Résolument optimiste, marquée par une expérience de terrain depuis le début des années 90, Caroline Hayeur explore les questions du corps social : convivialité, partage et différences. Sa quête est celle des lieux et des formes de socialisation – amicale, filiale, communautés plurielles – dans la lignée du documentaire et du portrait humaniste.

Elle soude certaines relations en provoquant ou en mettant en relief des situations de proximité. Le mouvement, la danse, le geste font partie de ses thématiques récurrentes pour tenter de saisir l’essence des rapports humains. (Rituel Festif, Amalgat, Humanitas)
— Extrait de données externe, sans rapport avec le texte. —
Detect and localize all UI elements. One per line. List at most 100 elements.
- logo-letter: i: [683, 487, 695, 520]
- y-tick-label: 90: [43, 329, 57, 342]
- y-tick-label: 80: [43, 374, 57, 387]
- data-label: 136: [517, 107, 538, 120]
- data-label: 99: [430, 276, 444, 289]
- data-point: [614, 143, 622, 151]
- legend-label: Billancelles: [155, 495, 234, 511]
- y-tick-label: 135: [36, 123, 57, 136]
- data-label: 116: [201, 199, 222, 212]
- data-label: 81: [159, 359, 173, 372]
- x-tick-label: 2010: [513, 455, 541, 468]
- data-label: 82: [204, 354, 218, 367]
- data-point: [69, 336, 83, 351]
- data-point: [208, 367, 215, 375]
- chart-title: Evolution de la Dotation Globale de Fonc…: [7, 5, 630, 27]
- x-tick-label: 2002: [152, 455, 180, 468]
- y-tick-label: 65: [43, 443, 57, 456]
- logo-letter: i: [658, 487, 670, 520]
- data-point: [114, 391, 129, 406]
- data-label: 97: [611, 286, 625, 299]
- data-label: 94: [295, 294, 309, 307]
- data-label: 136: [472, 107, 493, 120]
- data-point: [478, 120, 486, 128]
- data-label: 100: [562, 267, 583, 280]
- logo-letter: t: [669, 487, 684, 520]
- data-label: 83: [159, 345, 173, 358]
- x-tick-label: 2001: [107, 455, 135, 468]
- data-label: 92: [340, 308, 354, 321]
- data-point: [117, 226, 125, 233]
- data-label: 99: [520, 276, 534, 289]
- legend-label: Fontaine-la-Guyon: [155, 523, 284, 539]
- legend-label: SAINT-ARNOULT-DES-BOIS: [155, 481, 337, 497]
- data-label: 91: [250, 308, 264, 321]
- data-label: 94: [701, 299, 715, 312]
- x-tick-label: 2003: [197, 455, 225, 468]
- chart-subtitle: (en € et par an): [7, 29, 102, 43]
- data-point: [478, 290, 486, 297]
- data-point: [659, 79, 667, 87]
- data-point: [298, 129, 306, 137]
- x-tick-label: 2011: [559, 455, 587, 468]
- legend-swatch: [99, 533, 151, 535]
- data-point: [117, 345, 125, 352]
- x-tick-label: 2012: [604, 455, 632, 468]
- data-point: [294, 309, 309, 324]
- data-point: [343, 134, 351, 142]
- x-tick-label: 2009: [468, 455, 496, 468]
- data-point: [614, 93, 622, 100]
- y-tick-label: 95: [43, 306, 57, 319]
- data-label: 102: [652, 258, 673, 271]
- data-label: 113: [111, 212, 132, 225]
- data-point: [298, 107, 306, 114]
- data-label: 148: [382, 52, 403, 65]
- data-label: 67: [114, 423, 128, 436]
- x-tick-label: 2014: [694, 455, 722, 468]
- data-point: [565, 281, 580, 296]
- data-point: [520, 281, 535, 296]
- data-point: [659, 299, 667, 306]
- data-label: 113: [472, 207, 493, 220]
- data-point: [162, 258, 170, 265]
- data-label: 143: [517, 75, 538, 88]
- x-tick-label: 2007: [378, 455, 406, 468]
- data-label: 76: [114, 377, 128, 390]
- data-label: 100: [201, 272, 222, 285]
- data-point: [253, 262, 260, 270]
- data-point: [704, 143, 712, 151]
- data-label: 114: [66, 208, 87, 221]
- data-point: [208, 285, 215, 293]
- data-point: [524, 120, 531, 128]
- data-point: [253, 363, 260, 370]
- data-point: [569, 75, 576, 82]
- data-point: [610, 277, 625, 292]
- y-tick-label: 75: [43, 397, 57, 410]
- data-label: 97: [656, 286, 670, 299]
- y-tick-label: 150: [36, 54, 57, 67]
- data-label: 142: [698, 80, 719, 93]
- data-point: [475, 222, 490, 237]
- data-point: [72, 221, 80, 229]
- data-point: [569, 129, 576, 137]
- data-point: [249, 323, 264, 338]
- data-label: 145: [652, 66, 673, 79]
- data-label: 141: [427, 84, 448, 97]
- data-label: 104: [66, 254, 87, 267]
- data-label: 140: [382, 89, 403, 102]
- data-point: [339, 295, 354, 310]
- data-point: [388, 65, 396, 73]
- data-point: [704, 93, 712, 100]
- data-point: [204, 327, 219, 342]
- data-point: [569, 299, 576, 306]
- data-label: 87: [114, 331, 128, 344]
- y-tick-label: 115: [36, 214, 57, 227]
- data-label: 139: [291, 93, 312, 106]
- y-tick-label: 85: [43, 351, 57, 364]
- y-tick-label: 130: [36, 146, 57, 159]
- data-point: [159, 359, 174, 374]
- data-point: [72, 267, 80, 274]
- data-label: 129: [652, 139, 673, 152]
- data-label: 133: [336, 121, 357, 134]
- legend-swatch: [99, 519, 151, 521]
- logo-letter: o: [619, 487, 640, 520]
La photographe a développé la capacité d’approcher des inconnu.e.s dans leur environnement intime et de les mettre en confiance dans un vrai dialogue. Elle agit telle une anthropologue visuelle et sa démarche peut être qualifiée d’ethnologie du quotidien.
(Adoland, Radioscopie du dormeur)

Depuis 2003, l’artiste ajoute à sa pratique les arts médiatiques et la vidéo lui permettant d’approfondir ses recherches, et de les élargir à l’image animée et la dimension sonore. Son approche formelle consiste à donner du mouvement à des photographies pour élaborer des histoires abstraites.

Elle explore aussi la déconstruction du temps au moment de la prise de vue via la technique « stop motion ».

En vidéo, elle privilégie les « tableaux vivants », laissant les personnages se mouvoir dans un cadre fixe. (Mapping Territories, Dans la forêt, Abrazo)

Curieuse, mais jamais voyeuse, intimiste plutôt qu’opportuniste, la démarche de Caroline Hayeur s’inscrit dans un art documentaire de nature collaborative.